After winning the October 26 midterm election, Milei set about giving signals of openness and consensus-building, as repeatedly requested by Trump and U.S. Treasury Secretary Scott Bessent. His first concrete act was to lead a meeting last Thursday at the Casa Rosada, the seat of government in Argentina, with the governors of 20 of the country’s 24 provinces. The stated purpose was to start weaving support for the laws and reforms the government hopes to advance in a renewed Congress, where it will have more allies than before. But Milei’s invitation already revealed the limits of this openness: the Peronist governors most critical of the far right were not invited. This included Axel Kicillof, governor of Buenos Aires province, home to nearly 40% of Argentina’s population.

“These gestures lack credibility,” Romero says. “The pressure from the United States was so intense that we can’t know if Milei is truly doing this out of conviction or because he’s being forced to.”

De Luca believes it’s unlikely Milei will change his leadership style. “He’s not a politically savvy figure, he never was. If he didn’t open himself up to forming a coalition government when he was weakest, why would he do it now, when he’s in a stronger position?” he asks.

In addition to meeting with most of Argentina’s governors, Milei also resumed dialogue with Mauricio Macri. The former president’s relationship with Milei has been inconsistent, but his party, PRO, has forged electoral alliances with the far right in some provinces and has been the government’s key ally in Congress.

However, their first meeting ended in frustration: “We couldn’t reach an agreement,” Macri reported on Saturday. In a message on his social media, the former president questioned the announced changes to Milei’s cabinet and the “well-known internal disputes within the government.”

It was no surprise that negotiations between Macri and Milei ran into difficulties. “Macri’s moment has passed,” says De Luca. “If Macri didn’t stand firm when the government needed him, now the situation is much more precarious.
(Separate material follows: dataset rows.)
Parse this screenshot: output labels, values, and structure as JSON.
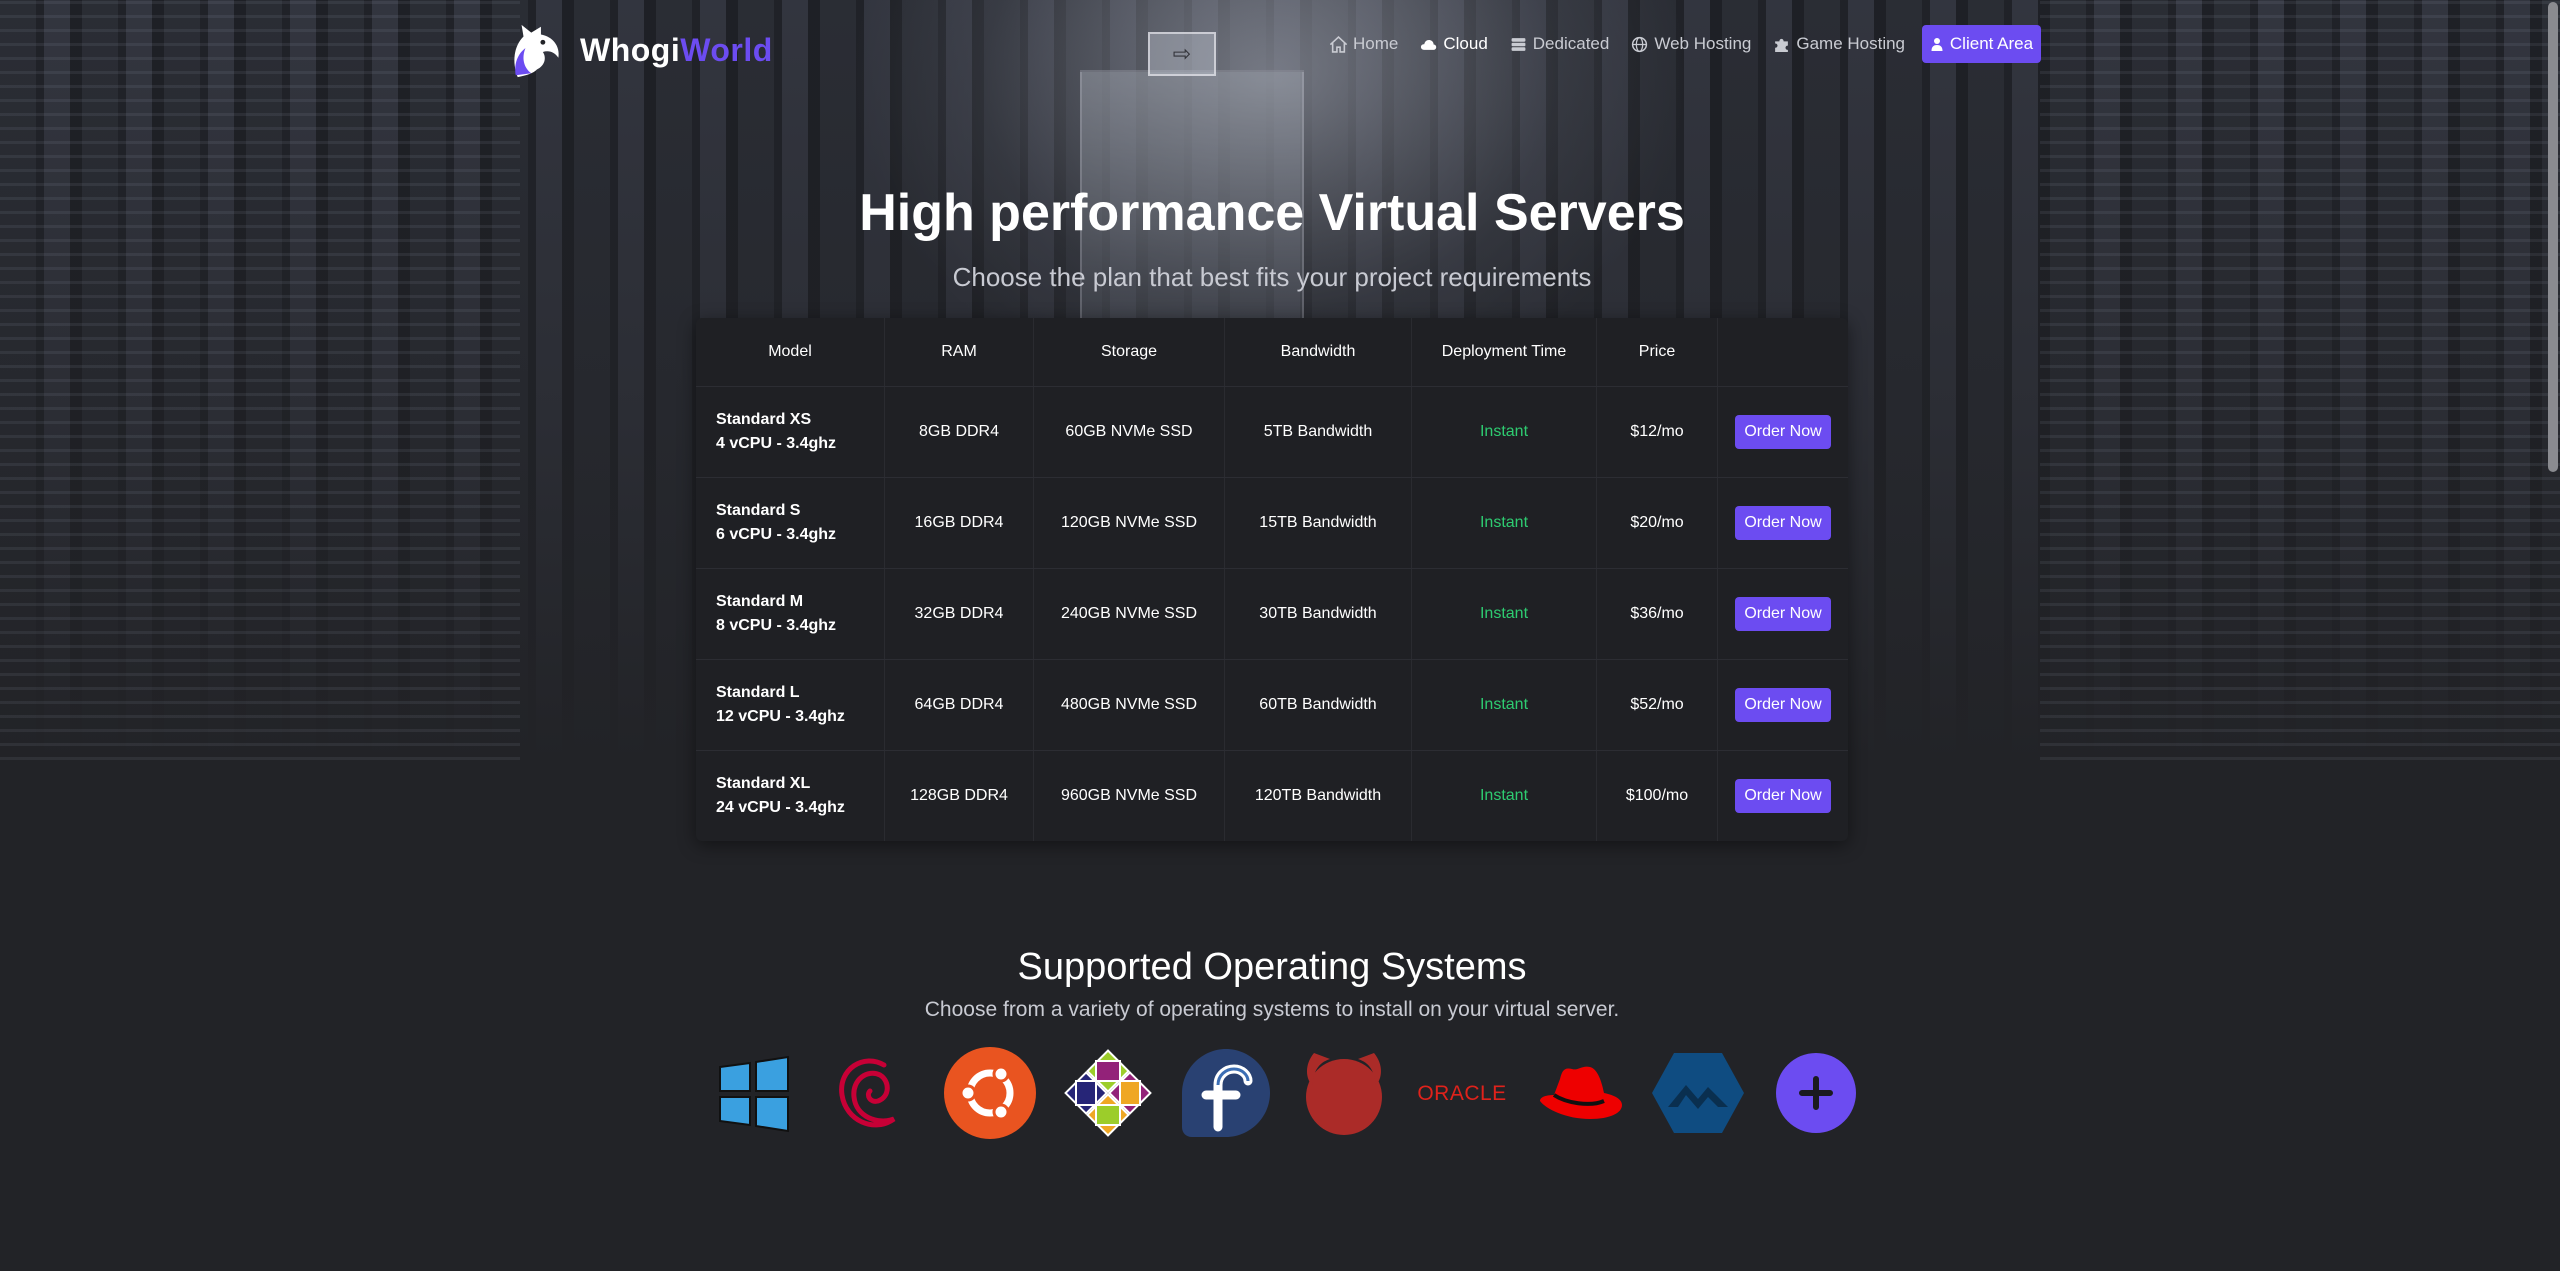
{
  "brand": {
    "part1": "Whogi",
    "part2": "World",
    "accent": "#6c4cf1"
  },
  "nav": {
    "items": [
      {
        "label": "Home",
        "icon": "home-icon"
      },
      {
        "label": "Cloud",
        "icon": "cloud-icon",
        "active": true
      },
      {
        "label": "Dedicated",
        "icon": "server-icon"
      },
      {
        "label": "Web Hosting",
        "icon": "globe-icon"
      },
      {
        "label": "Game Hosting",
        "icon": "puzzle-icon"
      }
    ],
    "client_area": "Client Area"
  },
  "hero": {
    "title": "High performance Virtual Servers",
    "subtitle": "Choose the plan that best fits your project requirements"
  },
  "plans": {
    "headers": [
      "Model",
      "RAM",
      "Storage",
      "Bandwidth",
      "Deployment Time",
      "Price",
      ""
    ],
    "rows": [
      {
        "name": "Standard XS",
        "cpu": "4 vCPU - 3.4ghz",
        "ram": "8GB DDR4",
        "storage": "60GB NVMe SSD",
        "bandwidth": "5TB Bandwidth",
        "deploy": "Instant",
        "price": "$12/mo",
        "order": "Order Now"
      },
      {
        "name": "Standard S",
        "cpu": "6 vCPU - 3.4ghz",
        "ram": "16GB DDR4",
        "storage": "120GB NVMe SSD",
        "bandwidth": "15TB Bandwidth",
        "deploy": "Instant",
        "price": "$20/mo",
        "order": "Order Now"
      },
      {
        "name": "Standard M",
        "cpu": "8 vCPU - 3.4ghz",
        "ram": "32GB DDR4",
        "storage": "240GB NVMe SSD",
        "bandwidth": "30TB Bandwidth",
        "deploy": "Instant",
        "price": "$36/mo",
        "order": "Order Now"
      },
      {
        "name": "Standard L",
        "cpu": "12 vCPU - 3.4ghz",
        "ram": "64GB DDR4",
        "storage": "480GB NVMe SSD",
        "bandwidth": "60TB Bandwidth",
        "deploy": "Instant",
        "price": "$52/mo",
        "order": "Order Now"
      },
      {
        "name": "Standard XL",
        "cpu": "24 vCPU - 3.4ghz",
        "ram": "128GB DDR4",
        "storage": "960GB NVMe SSD",
        "bandwidth": "120TB Bandwidth",
        "deploy": "Instant",
        "price": "$100/mo",
        "order": "Order Now"
      }
    ]
  },
  "os_section": {
    "title": "Supported Operating Systems",
    "subtitle": "Choose from a variety of operating systems to install on your virtual server.",
    "logos": [
      "windows-icon",
      "debian-icon",
      "ubuntu-icon",
      "centos-icon",
      "fedora-icon",
      "freebsd-icon",
      "oracle-icon",
      "redhat-icon",
      "almalinux-icon",
      "more-os-icon"
    ],
    "oracle_text": "ORACLE"
  },
  "colors": {
    "accent": "#6c4cf1",
    "instant": "#2ecc71",
    "background": "#222327"
  }
}
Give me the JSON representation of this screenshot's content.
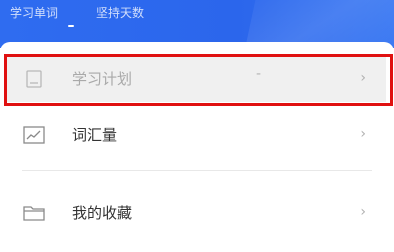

Not only have PRO leaders left for La Libertad Avanza, but their voters have already clearly chosen Milei.”

Romero warns that the government’s capacity and willingness to engage in dialogue will largely depend on the outcome of “the internal struggle over the cabinet reshuffle.” The departure of Guillermo Francos, the most conciliatory face of the administration, is a blow to the executive branch’s relationship with the provinces, which he managed. As the new chief of staff, Milei appointed his spokesperson, Manuel Adorni, a close ally of the president’s sister, Karina Milei, who is also secretary general of the presidency.

The other vertex of what Milei calls the “iron triangle,” his closest circle of power, is the influential adviser Santiago Caputo. To maintain balance among the different factions of the far right, Milei is considering how Caputo’s responsibilities will evolve; he currently controls the Justice portfolio and the Intelligence Secretariat.

Last week, Milei insisted that he would personally decide the timing and replacements for his ministers. But Several key resignations came in rapid succession over the past few days. In addition to Francos, Interior Minister Lisandro Catalán resigned on Friday, and five days before the elections, Foreign Minister Gerardo Werthein had also stepped down. Security Minister Patricia Bullrich and Defense Minister Luis Petri will also leave their posts on December 10 to assume their newly elected legislative positions.

How this puzzle is assembled will define the profile of Milei’s second two-year term, the period in which the president promises to begin “building a great Argentina.”